Hikaru Nagi-s 1st Anniversary Work A Gathering ... (2024)

The work is produced by a major studio (typically SOD Create, as she is an SOD star).

While Nagi has confirmed that the main story of A Gathering is complete (“Some stories are meant to be brief, like a single breath on a cold window”), they have hinted at two spin-off vignettes focusing on the Lamplighter (a mysterious side character who tends an unlit lantern in the corner of every room) and a short prose collection titled Things Overheard at the Waystation.

The final 40 pages are dedicated to a brand-new, continuous story told without words. A mysterious young girl (a new character named “Tsudoi,” which literally means “gathering”) walks through a twilight forest, and with each page, more characters join her. They do not speak. They do not interact directly. Yet, by the last page—a panoramic foldout—they are all sitting around a single, glowing campfire. It is haunting, beautiful, and open to interpretation. Hikaru Nagi-s 1st Anniversary Work A gathering ...

In an era of loud, fast-paced, plot-twist-a-minute entertainment, Hikaru Nagi did something radical: they slowed down.

From November 15–30, 2024, the Ginza Moegii Gallery in Tokyo is hosting a physical exhibition of the same name. Unlike a standard art display, the exhibition is immersive: The work is produced by a major studio

Tickets for the exhibition sold out within two hours of release, with scalped prices reaching ¥50,000 (approx. $330). Organizers have since added a livestream tour for international fans.

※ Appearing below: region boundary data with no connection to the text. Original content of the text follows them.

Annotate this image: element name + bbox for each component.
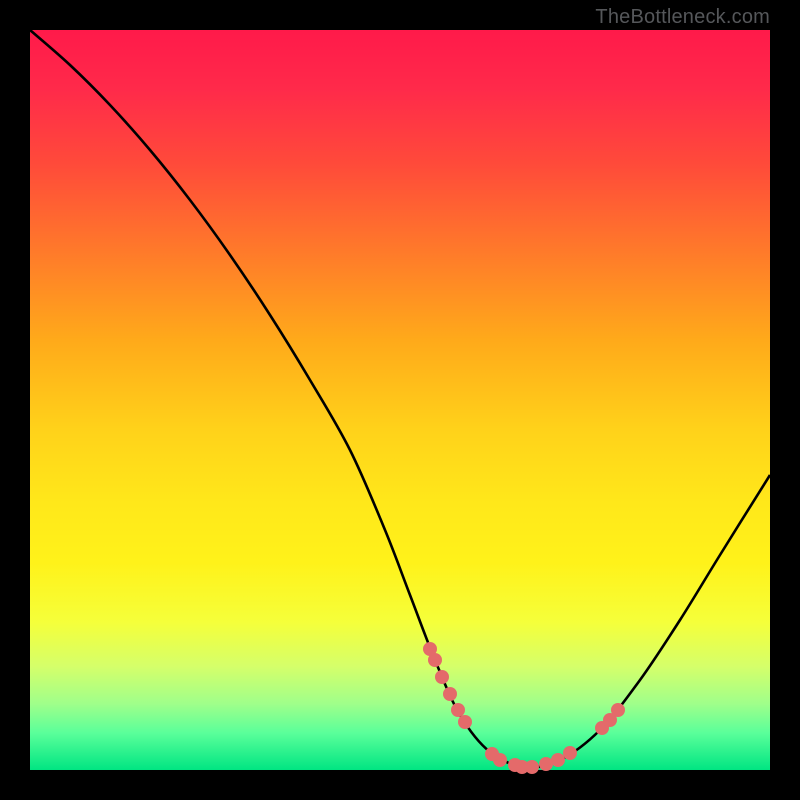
- data-point: [435, 670, 449, 684]
- data-point: [539, 757, 553, 771]
- data-point: [525, 760, 539, 774]
- data-markers: [423, 642, 625, 774]
- curve-line: [30, 30, 770, 767]
- chart-container: TheBottleneck.com: [0, 0, 800, 800]
- data-point: [458, 715, 472, 729]
- watermark-text: TheBottleneck.com: [595, 6, 770, 29]
- plot-area: [30, 30, 770, 770]
- data-point: [563, 746, 577, 760]
- data-point: [611, 703, 625, 717]
- data-point: [443, 687, 457, 701]
- chart-svg: [30, 30, 770, 770]
- data-point: [451, 703, 465, 717]
- data-point: [428, 653, 442, 667]
- data-point: [493, 753, 507, 767]
- data-point: [551, 753, 565, 767]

The core of the work is usually a high-fidelity reprint of every illustration, comic strip, or chapter released over the past 365 days. However, unlike the original social media posts, these are often: While Nagi has confirmed that the main story

A surprising inclusion: 10 pages of monochrome ink sketches and unfinished ideas. Nagi confesses in an afterword that “not every gathering needs to be loud.” These raw, unpolished drawings offer a vulnerable look at the creative process, including a rejected design for the mascot “Yoru no Hikari” that fans have since petitioned to be revived.

Hikaru Nagi’s 1st Anniversary Work redefines what a debut milestone can be. Traditionally, anniversary releases are retrospective—safe, curated, and backward-looking. A Gathering is retrospective and prospective simultaneously. It honors the past year’s work while boldly launching a new narrative (the Tsudoi storyline) that hints at a full graphic novel in Year 2.

Moreover, Nagi has set a precedent for community co-creation. The “Echoes” section, built from fan dreams, is not a gimmick. It is a philosophical statement: art grows in the soil of shared experience. Other emerging artists are already mimicking this model, but few will replicate Nagi’s sincerity.